Aller au contenu

Page:Magre - La Luxure de Grenade, 1926.djvu/182

La bibliothèque libre.
Le texte de cette page a été corrigé et est conforme au fac-similé.
180
LA LUXURE DE GRENADE

Almazan reconnut Aboulfedia. Le médecin juif arrêta sa monture. Il ne montra pas de surprise de rencontrer son disciple mais ses petits yeux lancèrent un éclair de satisfaction.

— Tu le vois, dit-il, je fais mon entrée dans Grenade, sur un âne, comme Jésus-Christ dans Jérusalem ou comme le prophète Ibn Toumert dans Tlemcen. Mais ce prophète avait fait vœu de porter toujours une grossière chemise de laine tandis que moi, je te prie de le remarquer, je ne suis revêtu que de la plus rare soie.

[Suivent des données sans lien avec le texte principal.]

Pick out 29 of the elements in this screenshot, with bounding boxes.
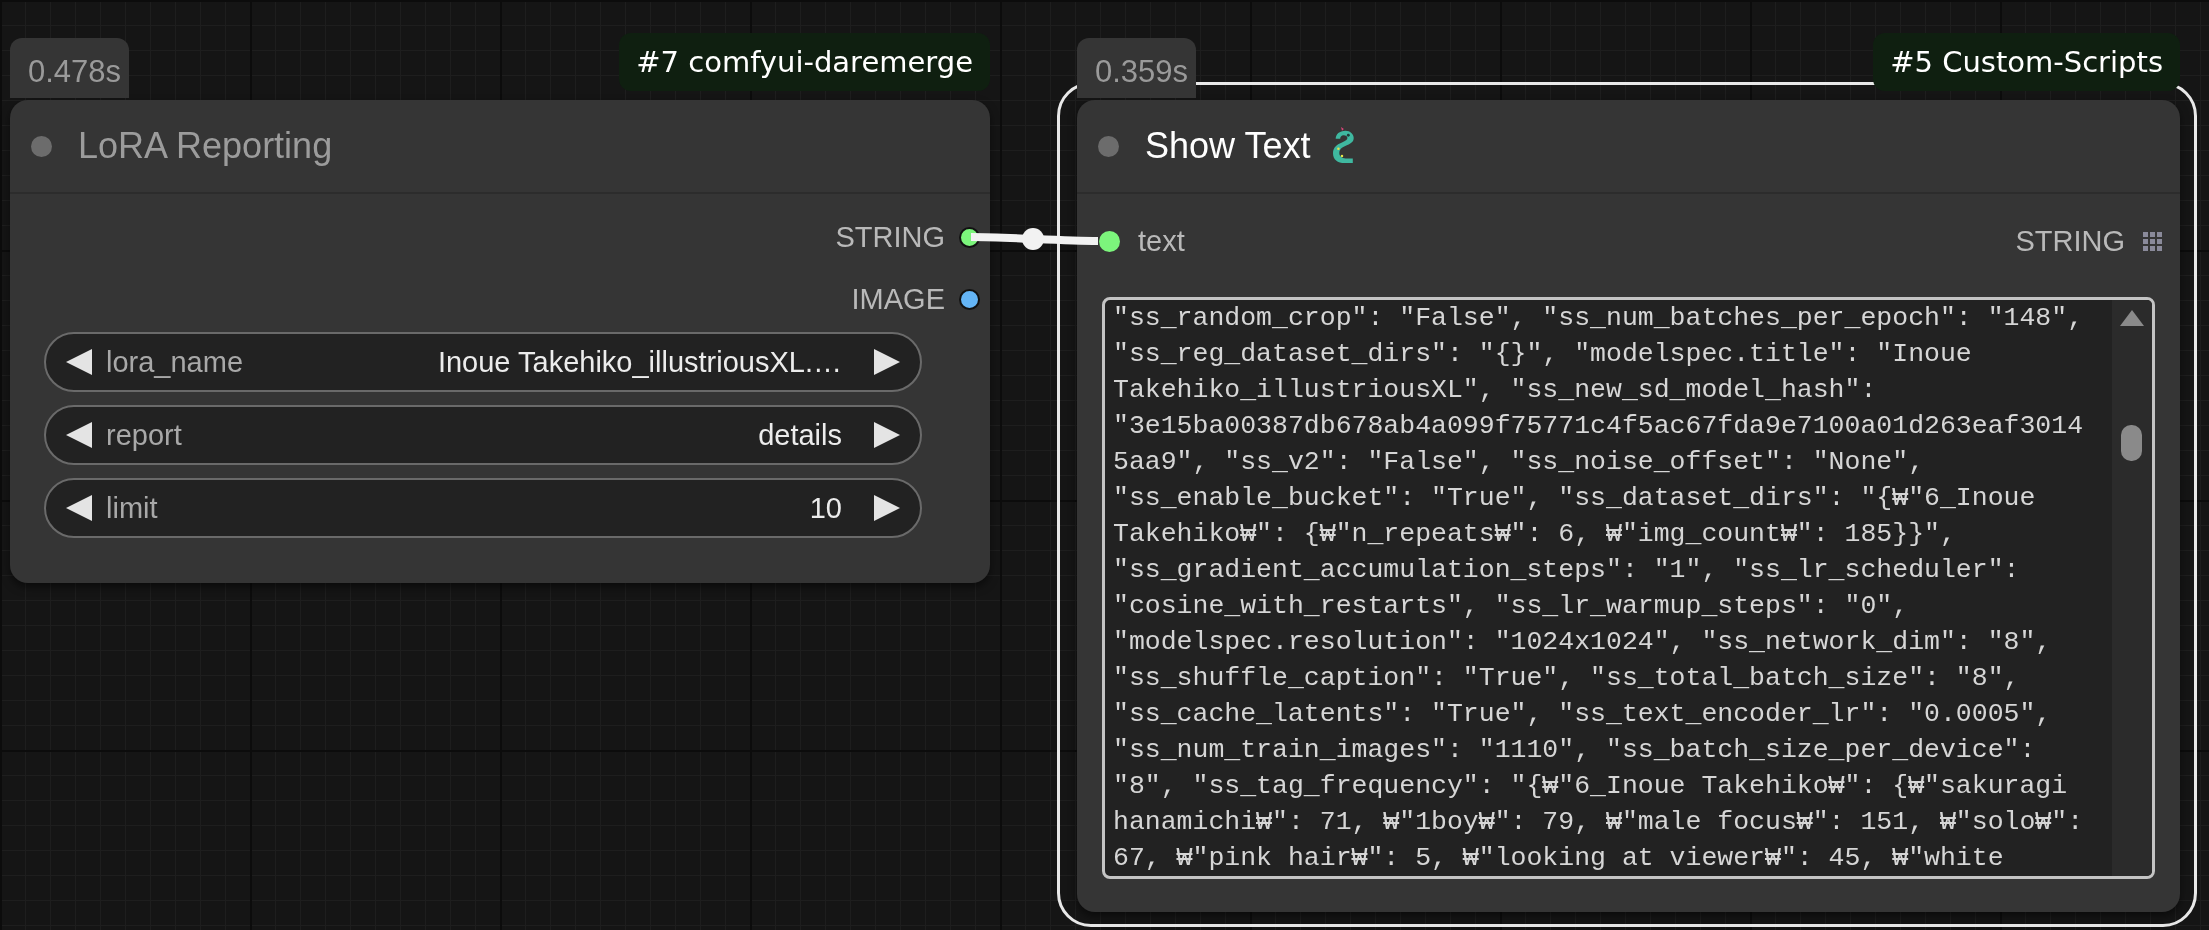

Et il insista pour qu’Almazan palpât l’étoffe de sa chemise.

— Ce que je viens faire ? reprit-il, Lilith m’a appelé et me voici. J’ai amené Belial avec moi ainsi que tous les accessoires de la beauté et du plaisir.

Almazan vit que d’un de ses sacs sortait un grand brûle-parfums cassé et des coussins où les broderies alternaient avec les déchirures.

— Une jeune prêtresse me précède, chargée de fleurs.

Et il désignait Rébecca, qui, malgré sa lassitude, écarta les misérables fleurs qu’elle portait pour sourire avec une bouche édentée.

— Et maintenant, ajouta Aboulfedia, tu vas me conduire vers Lilith.

Almazan lui répondit que rien n’était plus facile que de l’introduire dans l’Alhambra à la condition qu’il continuât à donner chemin faisant à la favorite de l’Émir ce nom symbolique, son vrai nom étant trop impopulaire.